When personal data is no longer needed, we will delete, anonymise, or securely destroy it.
7. Data Security
We use appropriate technical and organisational measures to protect personal data against unauthorised access, loss, misuse, alteration, or disclosure. These measures may include access controls, secure storage, staff confidentiality obligations, and careful handling of paper and electronic records. While no system is completely secure, we take reasonable steps to protect the information we hold.
8. Your Rights
Under data protection law, you have certain rights regarding your personal data. These rights may include:
- Right of access - you can request a copy of the personal data we hold about you.
- Right to rectification - you can ask us to correct inaccurate or incomplete data.

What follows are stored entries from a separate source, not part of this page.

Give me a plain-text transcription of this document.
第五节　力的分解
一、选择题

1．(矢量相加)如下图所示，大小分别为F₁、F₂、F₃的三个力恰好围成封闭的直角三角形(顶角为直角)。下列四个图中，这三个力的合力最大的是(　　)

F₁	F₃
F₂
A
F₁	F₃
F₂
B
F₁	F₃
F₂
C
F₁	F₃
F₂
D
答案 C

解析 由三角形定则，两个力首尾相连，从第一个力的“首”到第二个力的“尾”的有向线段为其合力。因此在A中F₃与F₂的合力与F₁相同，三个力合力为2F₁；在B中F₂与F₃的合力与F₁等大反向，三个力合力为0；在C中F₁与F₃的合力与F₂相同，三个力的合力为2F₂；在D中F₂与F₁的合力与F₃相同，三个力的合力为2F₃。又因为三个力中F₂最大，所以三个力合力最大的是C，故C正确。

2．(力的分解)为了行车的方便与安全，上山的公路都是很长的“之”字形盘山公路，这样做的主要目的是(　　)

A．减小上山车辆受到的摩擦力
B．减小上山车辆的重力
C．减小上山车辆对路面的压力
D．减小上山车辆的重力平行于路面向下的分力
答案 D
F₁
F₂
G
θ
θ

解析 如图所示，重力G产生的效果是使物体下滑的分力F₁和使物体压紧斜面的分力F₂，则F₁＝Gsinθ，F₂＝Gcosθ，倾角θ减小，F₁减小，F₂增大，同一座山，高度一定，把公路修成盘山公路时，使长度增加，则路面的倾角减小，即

- Right to erasure - you can ask us to delete your data in some circumstances.
- Right to restrict processing - you can ask us to limit how we use your data in certain situations.
- Right to data portability - you can ask for certain information to be transferred to you or another controller.
- Right to object - you can object to processing based on legitimate interests or direct marketing, where applicable.
- Right to withdraw consent - where processing is based on consent, you may withdraw it at any time.
These rights are not absolute and may be subject to legal exceptions. We will respond to valid requests in line with applicable law.
9. How to Exercise Your Rights
If you wish to exercise any of your rights, you should provide enough information for us to identify you and understand your request. We may need to verify your identity before responding. We will aim to respond within one month, although this may be extended where requests are complex or numerous.
10. International Transfers
Where any of our processors or service providers store or access data outside the UK, we will ensure appropriate safeguards are in place so that your personal data remains protected to an adequate standard.
11. Children’s Data
Our services are directed to adult customers and property owners, not children. We do not knowingly collect children’s personal data unless it is incidentally provided by an adult customer in connection with a service request.
12. Changes to This Policy
We may update this Privacy Policy from time to time to reflect changes in law, our services, or our data handling practices. Any updated version will apply from the date it is made available. We encourage you to review this policy periodically to stay informed about how your data is used.
13. Summary of Our Commitment
Tree Surgeons Coneyhall treats your personal data with care, confidentiality, and respect. We collect only what we need, use it for clear and lawful purposes, keep it only for as long as necessary, and share it only with trusted processors or where required by law. Your privacy matters to us, and we are committed to handling your information in a way that is fair, secure, and compliant with data protection law.